In World War II, mobility was demonstrated in the existence and actions of the U.S. Third and Fifth Fleets. One component of the Third/Fifth Fleet (Under Admiral Halsey it was the Third Fleet. When Admiral Spruance was in command, it was the Fifth Fleet.) particularly exemplified mobility. This was the Fast Carrier Striking Force, Task Force 38 (or 58, under the Fifth Fleet) under the command of Vice Admiral Marc Mitscher. This force could move hundreds of miles overnight in any direction and strike hundreds of miles farther with the Air Groups. It consisted of fifteen or sixteen carriers and scores of screening ships.

The nuclear submarine and the Strategic Air Command are probably the most mobile of present- day combat units. In the infantry the Army’s Airborne Divisions and the FMF of the Marine Corps are probably the most mobile. One of their characteristics is their ability to strike a decisive blow at any place of their own choosing. The offense could never be mounted in concentration without the ability to move. An army must be mobile.

Jesus Christ said, “Go ye into all the world, and preach the gospel to every creature” (Mark 16:15). From this command and other texts in the New Testament we, in previous chapters, drew the conclusion that “every creature” is the objective and that preaching and prayer were our two main means of offense. From the same text we see that mobility is a requirement if we are to carry out Christ’s command to “go.”

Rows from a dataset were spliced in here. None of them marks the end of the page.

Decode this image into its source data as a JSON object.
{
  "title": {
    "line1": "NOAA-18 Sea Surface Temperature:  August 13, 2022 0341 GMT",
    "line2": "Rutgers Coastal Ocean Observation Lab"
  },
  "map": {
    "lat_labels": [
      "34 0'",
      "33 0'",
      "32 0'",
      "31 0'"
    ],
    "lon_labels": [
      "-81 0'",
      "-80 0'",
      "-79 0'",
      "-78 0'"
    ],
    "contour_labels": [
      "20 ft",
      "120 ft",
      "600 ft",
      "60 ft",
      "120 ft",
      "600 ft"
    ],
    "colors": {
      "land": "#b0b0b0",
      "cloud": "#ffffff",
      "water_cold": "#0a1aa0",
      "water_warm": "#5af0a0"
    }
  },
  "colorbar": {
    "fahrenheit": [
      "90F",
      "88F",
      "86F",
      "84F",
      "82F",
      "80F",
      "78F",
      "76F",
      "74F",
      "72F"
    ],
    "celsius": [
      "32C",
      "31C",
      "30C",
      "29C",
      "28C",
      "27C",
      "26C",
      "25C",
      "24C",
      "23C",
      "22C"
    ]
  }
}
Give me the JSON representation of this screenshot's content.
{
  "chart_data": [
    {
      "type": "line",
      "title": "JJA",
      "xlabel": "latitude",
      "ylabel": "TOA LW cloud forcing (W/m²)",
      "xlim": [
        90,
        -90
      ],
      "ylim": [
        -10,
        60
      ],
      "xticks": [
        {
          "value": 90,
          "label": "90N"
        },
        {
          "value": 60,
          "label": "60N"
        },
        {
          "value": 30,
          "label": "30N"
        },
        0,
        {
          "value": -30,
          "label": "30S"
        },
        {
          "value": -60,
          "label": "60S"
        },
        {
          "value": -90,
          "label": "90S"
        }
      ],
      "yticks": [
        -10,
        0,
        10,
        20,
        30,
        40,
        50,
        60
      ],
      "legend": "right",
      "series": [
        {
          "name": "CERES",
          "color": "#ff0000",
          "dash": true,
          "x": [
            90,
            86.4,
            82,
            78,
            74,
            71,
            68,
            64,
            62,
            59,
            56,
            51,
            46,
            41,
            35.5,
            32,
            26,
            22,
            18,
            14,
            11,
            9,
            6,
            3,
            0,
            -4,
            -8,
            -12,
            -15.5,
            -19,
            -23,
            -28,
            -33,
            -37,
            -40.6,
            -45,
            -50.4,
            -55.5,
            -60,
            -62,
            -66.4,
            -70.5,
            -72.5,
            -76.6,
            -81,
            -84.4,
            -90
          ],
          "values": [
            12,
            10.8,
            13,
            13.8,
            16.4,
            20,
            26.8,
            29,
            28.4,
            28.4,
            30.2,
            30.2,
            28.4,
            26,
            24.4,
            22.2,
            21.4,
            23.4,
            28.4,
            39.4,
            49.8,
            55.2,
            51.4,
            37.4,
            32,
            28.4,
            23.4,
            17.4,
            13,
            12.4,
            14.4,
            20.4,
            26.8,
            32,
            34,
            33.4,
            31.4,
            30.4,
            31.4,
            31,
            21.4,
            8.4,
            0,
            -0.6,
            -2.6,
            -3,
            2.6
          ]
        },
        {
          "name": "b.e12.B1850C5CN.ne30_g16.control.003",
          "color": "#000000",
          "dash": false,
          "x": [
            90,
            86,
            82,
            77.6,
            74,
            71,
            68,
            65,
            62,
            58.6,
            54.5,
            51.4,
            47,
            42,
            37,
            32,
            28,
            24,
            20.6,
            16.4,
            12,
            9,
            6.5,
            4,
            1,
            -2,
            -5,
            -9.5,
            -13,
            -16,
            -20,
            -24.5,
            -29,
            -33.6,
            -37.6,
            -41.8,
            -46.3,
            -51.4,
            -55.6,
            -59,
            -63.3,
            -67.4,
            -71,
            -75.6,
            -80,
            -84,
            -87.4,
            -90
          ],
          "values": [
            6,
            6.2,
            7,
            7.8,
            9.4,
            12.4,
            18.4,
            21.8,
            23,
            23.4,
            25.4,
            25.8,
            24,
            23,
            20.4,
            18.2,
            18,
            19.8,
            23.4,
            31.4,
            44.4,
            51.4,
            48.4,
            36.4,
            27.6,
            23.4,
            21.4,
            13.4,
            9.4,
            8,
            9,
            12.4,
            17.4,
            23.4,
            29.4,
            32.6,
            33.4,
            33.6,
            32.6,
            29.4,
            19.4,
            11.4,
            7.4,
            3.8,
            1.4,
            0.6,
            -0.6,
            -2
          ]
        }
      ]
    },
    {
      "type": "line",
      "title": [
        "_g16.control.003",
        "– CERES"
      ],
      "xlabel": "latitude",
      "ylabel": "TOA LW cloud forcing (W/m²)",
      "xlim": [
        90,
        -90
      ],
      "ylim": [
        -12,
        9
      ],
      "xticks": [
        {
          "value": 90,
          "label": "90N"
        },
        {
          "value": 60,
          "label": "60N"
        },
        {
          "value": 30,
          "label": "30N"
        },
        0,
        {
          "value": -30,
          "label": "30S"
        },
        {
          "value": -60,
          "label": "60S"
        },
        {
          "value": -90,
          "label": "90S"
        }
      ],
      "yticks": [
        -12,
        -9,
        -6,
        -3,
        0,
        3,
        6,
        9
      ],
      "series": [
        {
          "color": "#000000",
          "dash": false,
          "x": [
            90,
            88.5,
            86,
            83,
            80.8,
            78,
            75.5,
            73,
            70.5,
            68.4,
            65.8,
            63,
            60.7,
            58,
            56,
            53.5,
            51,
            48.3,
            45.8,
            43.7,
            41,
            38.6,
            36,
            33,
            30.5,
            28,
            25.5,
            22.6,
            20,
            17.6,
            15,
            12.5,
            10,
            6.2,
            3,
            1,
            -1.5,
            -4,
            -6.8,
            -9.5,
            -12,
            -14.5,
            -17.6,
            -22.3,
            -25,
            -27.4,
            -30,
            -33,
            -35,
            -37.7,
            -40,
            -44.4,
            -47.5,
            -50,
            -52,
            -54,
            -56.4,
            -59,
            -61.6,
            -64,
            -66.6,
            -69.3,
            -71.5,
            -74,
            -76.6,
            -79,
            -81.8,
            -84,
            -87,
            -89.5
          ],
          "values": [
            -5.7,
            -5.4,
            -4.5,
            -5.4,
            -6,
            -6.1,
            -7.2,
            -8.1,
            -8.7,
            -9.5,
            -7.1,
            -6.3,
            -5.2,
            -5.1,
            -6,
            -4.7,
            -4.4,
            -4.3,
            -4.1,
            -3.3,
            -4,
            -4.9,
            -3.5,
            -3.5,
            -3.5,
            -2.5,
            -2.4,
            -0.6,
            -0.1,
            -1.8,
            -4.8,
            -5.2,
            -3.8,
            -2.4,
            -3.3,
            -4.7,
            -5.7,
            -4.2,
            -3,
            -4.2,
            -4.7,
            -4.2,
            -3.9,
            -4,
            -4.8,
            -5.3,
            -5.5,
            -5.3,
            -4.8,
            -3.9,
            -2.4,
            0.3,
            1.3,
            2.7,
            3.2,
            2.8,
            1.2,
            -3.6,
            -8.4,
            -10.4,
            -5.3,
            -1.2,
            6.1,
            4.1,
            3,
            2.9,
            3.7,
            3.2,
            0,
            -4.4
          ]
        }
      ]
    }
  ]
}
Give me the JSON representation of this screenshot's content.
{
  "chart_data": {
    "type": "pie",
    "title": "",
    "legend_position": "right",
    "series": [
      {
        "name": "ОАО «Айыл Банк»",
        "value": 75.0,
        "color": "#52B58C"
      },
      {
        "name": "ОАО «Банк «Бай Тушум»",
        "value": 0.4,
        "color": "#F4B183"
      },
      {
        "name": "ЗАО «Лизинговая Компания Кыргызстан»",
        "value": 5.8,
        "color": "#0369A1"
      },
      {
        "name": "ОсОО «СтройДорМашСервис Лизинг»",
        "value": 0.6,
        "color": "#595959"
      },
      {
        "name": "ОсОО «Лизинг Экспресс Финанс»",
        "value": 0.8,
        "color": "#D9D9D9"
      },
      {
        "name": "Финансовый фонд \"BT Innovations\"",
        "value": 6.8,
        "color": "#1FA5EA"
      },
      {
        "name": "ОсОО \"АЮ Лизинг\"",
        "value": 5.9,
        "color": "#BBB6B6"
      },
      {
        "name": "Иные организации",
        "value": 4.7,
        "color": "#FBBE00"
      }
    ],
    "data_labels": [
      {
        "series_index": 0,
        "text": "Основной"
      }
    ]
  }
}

Within the church, there must be an ability to move to the place or to the people where the offense will take place. We must convey our firepower where it will be used. Securing this mobility is simply a matter of obedience to the command, “Go.”

We can move our firepower in many of the ways that physical weapons of war are moved. We can walk. Philip left Samaria and was, in obedience to God, crossing the desert when he encountered the Ethiopian eunuch. Philip taught Christ to him from Isaiah 53, and the man believed. David Brainerd moved on horseback and led hundreds of American Indians to Jesus Christ. In jungle camp the Wycliffe Bible Translators are trained to move by foot, raft, and dugout canoe. Missionary Aviation Fellowship provides mobility superior to that of the enemy in territory that is otherwise inaccessible.

There are other ways of delivering the Word of God besides taking the messenger to the physical location. One is correspondence. God put His stamp of approval on this means of mobility when much of the New Testament was given to us in letters, this being necessitated in part because the messengers, Paul and John, were immobilized as prisoners. Praise God, His Word is not bound (2 Tim. 2:9).